Free LinkHerbert starts out commenting on the outrageous remark about aborting black babies that was made by Bill Bennett (the "guardian of all things virtuous"), but quickly moves on to GOP history:
Impossible, Ridiculous, Repugnant
The New York Times
October 6, 2005
Author: BOB HERBERT
<snip>
Listen to the late Lee Atwater in a 1981 interview explaining the evolution of the G.O.P.'s Southern strategy:
"You start out in 1954 by saying, 'Nigger, nigger, nigger.' By 1968 you can't say 'nigger' -- that hurts you. Backfires. So you say stuff like forced busing, states' rights and all that stuff. You're getting so abstract now you're talking about cutting taxes, and all these things you're talking about are totally economic things and a byproduct of them is blacks get hurt worse than whites.

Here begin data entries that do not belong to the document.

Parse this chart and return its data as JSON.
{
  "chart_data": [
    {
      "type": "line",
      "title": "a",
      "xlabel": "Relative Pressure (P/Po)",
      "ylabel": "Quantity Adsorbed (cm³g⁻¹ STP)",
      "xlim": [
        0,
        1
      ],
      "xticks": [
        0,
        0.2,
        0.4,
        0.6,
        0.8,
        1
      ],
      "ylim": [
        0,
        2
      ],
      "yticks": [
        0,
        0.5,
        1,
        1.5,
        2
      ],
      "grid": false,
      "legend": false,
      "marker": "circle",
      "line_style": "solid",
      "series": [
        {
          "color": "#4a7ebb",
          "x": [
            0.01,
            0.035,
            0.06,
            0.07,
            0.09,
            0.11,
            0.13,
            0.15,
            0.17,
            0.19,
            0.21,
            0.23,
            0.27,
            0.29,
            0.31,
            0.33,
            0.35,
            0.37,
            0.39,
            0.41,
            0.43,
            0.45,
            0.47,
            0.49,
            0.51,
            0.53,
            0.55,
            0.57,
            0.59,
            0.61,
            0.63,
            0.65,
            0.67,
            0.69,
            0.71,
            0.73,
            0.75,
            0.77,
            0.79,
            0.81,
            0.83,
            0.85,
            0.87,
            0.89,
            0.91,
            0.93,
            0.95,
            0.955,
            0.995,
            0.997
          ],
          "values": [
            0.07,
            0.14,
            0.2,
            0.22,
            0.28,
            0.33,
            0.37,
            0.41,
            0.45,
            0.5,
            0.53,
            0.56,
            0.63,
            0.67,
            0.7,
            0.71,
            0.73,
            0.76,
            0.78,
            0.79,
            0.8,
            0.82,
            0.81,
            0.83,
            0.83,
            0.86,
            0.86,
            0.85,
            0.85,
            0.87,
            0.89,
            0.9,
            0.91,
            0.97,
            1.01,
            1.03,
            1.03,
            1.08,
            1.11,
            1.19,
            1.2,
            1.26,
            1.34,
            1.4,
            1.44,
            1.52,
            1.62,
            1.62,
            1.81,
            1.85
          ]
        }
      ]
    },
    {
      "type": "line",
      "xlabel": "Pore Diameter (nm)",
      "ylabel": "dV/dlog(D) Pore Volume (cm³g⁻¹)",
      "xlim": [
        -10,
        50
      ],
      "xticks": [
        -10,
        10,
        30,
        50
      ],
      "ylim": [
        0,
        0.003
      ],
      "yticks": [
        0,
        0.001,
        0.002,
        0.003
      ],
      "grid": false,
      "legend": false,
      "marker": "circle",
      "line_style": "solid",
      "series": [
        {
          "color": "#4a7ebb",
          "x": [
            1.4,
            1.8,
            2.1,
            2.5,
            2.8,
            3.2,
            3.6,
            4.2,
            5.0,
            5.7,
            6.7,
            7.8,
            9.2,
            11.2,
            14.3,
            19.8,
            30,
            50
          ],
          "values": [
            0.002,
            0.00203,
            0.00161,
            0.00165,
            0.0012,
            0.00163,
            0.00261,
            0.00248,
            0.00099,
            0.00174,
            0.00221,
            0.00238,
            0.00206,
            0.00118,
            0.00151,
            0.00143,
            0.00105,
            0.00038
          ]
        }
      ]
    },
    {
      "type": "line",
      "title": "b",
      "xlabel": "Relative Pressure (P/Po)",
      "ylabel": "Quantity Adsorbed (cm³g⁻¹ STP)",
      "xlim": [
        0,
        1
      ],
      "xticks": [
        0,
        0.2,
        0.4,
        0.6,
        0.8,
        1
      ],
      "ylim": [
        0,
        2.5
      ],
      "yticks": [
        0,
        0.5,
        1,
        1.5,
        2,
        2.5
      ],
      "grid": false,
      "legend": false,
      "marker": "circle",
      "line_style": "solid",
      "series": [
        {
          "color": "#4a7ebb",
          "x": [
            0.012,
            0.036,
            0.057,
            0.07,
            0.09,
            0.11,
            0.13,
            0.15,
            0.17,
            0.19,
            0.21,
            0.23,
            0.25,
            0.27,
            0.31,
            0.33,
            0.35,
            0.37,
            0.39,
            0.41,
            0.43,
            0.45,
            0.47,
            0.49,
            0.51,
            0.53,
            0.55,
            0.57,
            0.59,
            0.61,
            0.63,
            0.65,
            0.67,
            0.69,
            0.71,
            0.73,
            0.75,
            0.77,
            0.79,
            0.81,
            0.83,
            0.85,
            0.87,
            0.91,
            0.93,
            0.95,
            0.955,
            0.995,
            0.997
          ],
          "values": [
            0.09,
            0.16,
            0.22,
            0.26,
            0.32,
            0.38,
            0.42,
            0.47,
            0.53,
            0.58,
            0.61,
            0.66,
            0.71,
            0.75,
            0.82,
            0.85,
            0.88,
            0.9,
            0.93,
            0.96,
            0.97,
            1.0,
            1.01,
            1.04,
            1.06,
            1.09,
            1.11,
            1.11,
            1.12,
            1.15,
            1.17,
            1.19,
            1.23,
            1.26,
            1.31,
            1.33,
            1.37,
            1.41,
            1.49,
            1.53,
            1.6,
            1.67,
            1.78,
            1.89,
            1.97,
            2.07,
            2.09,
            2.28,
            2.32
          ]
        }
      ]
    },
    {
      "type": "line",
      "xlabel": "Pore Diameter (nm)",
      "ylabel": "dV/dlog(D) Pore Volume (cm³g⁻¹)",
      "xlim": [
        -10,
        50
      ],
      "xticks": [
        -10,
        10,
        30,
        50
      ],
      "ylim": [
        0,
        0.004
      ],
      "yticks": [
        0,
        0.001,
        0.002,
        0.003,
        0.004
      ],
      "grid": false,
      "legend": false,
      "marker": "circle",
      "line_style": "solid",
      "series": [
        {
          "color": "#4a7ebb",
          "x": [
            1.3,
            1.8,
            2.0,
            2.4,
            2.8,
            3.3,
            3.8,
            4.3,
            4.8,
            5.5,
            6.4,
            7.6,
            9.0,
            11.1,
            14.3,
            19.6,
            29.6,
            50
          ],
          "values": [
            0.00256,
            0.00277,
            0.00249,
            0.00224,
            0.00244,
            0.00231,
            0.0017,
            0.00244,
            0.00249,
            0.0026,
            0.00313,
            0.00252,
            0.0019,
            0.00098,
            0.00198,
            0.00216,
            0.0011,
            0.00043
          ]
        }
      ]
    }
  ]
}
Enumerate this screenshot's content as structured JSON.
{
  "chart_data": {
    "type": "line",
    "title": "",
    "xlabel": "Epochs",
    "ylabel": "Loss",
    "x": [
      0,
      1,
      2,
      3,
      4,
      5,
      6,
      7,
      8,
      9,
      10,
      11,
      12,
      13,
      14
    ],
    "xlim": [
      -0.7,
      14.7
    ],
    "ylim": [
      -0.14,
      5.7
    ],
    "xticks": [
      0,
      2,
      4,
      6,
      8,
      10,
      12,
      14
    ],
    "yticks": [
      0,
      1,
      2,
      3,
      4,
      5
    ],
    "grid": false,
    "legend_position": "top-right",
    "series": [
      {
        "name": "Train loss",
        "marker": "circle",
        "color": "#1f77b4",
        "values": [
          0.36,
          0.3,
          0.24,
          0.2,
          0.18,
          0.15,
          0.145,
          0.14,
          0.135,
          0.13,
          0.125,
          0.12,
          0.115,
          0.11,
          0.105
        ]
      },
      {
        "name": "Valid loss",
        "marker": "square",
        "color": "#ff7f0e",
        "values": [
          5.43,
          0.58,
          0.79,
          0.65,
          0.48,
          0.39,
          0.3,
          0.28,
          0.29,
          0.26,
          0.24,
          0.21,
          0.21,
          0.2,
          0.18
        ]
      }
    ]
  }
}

"And subconsciously maybe that is part of it. I'm not saying that. But I'm saying that if it is getting that abstract, and that coded, that we are doing away with the racial problem one way or the other. You follow me -- because obviously sitting around saying, 'We want to cut this,' is much more abstract than even the busing thing, and a hell of a lot more abstract than 'Nigger, nigger.'"
<snip>
The truth is that there was very little that was subconscious about the G.O.P.'s relentless appeal to racist whites. Tired of losing elections, it saw an opportunity to renew itself by opening its arms wide to white voters who could never forgive the Democratic Party for its support of civil rights and voting rights for blacks.
<snip>Great column about "a Republican Party philosophy that is endlessly insulting to black people and overwhelmingly hostile to their interests."